Address
- 20 Obre Place Shrewsbury, Monmouth County, New Jersey, 07702 United States
- Coordinates: 40°19′43″N 74°03′51″W﻿ / ﻿40.328548°N 74.064107°W

District information
- Grades: PreK-8
- Superintendent: Brent A. MacConnell
- Business administrator: Lindsey Case
- Schools: 1

Students and staff
- Enrollment: 443 (as of 2024–25)
- Faculty: 52.0 FTEs
- Student–teacher ratio: 8.5:1

Other information
- District Factor Group: I
- Website: www.sbs.k12.nj.us
| Ind. | Per pupil | District spending | Rank (*) | K-8 average | %± vs. average |
| 1A | Total Spending | $17,700 | 26 | $18,891 | −6.3% |
| 1 | Budgetary Cost | 14,558 | 35 | 14,159 | 2.8% |
| 2 | Classroom Instruction | 8,584 | 33 | 8,659 | −0.9% |
| 6 | Support Services | 2,317 | 37 | 2,167 | 6.9% |
| 8 | Administrative Cost | 1,794 | 42 | 1,547 | 16.0% |
| 10 | Operations & Maintenance | 1,807 | 47 | 1,612 | 12.1% |
| 13 | Extracurricular Activities | 38 | 7 | 104 | −63.5% |
| 16 | Median Teacher Salary | 54,135 | 11 | 61,136 |
Data from NJDoE 2014 Taxpayers' Guide to Education Spending. *Of K-8 districts with 401-750 students. Lowest spending=1; Highest=64

= Shrewsbury Borough School District =

School district in Monmouth County, New Jersey, US

The Shrewsbury Borough School District is a community public school district that serves students ranging from pre-kindergarten through eighth grade from Shrewsbury, in Monmouth County, in the U.S. state of New Jersey. The school features three homerooms per grade.

As of the 2024–25 school year, the district, comprised of one school, had an enrollment of 443 students and 52.0 classroom teachers (on an FTE basis), for a student–teacher ratio of 8.5:1.

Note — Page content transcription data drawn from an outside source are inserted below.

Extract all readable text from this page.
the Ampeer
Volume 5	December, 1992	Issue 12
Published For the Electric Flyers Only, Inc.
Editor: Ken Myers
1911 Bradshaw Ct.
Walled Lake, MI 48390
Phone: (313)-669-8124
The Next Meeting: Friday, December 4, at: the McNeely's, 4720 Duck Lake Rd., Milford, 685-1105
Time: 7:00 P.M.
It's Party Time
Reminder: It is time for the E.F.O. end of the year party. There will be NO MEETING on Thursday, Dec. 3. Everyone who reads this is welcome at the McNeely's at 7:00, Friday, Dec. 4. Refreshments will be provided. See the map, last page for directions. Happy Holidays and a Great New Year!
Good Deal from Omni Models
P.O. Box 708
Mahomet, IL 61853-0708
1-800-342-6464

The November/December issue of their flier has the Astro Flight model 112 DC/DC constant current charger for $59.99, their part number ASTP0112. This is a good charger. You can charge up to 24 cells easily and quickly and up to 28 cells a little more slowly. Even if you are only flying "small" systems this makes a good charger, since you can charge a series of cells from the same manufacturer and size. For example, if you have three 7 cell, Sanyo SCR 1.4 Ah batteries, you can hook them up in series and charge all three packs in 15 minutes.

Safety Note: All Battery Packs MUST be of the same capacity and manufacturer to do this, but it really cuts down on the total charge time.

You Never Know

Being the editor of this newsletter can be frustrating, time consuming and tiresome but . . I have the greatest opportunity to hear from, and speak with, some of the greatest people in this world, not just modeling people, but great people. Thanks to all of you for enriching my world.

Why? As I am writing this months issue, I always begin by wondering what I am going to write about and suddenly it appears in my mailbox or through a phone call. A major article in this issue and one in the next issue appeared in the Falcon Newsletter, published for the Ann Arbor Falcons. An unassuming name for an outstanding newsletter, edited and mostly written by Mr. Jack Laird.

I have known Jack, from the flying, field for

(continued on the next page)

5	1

The district had been classified by the New Jersey Department of Education as being in District Factor Group "I", the second-highest of eight groupings. District Factor Groups organize districts statewide to allow comparison by common socioeconomic characteristics of the local districts. From lowest socioeconomic status to highest, the categories are A, B, CD, DE, FG, GH, I and J.

For ninth through twelfth grades, most public school students are assigned to attend Red Bank Regional High School, which also serves students from the boroughs of Little Silver and Red Bank, along with students in the district's academy programs from other communities who are eligible to attend on a tuition basis. Students from other Monmouth County municipalities are eligible to attend the high school for its performing arts program, with admission on a competitive basis. The borough has two elected representatives on the nine-member board of education. As of the 2024–25 school year, the high school had an enrollment of 1,261 students and 124.8 classroom teachers (on an FTE basis), for a student–teacher ratio of 10.1:1.
==School==
The Shrewsbury Borough School had an enrollment of 439 students in grades PreK–8 during the 2024–25 school year.

==Administration==
Core members of the school's administration are:
- Brent A. MacConnell, superintendent
- Lindsey Case, business administrator and board secretary

==Board of education==
The district's board of education, composed of nine members, sets policy and oversees the fiscal and educational operation of the district through its administration. As a Type II school district, the board's trustees are elected directly by voters to serve three-year terms of office on a staggered basis, with three seats up for election each year held (since 2012) as part of the November general election. The board appoints a superintendent to oversee the district's day-to-day operations and a business administrator to supervise the business functions of the district.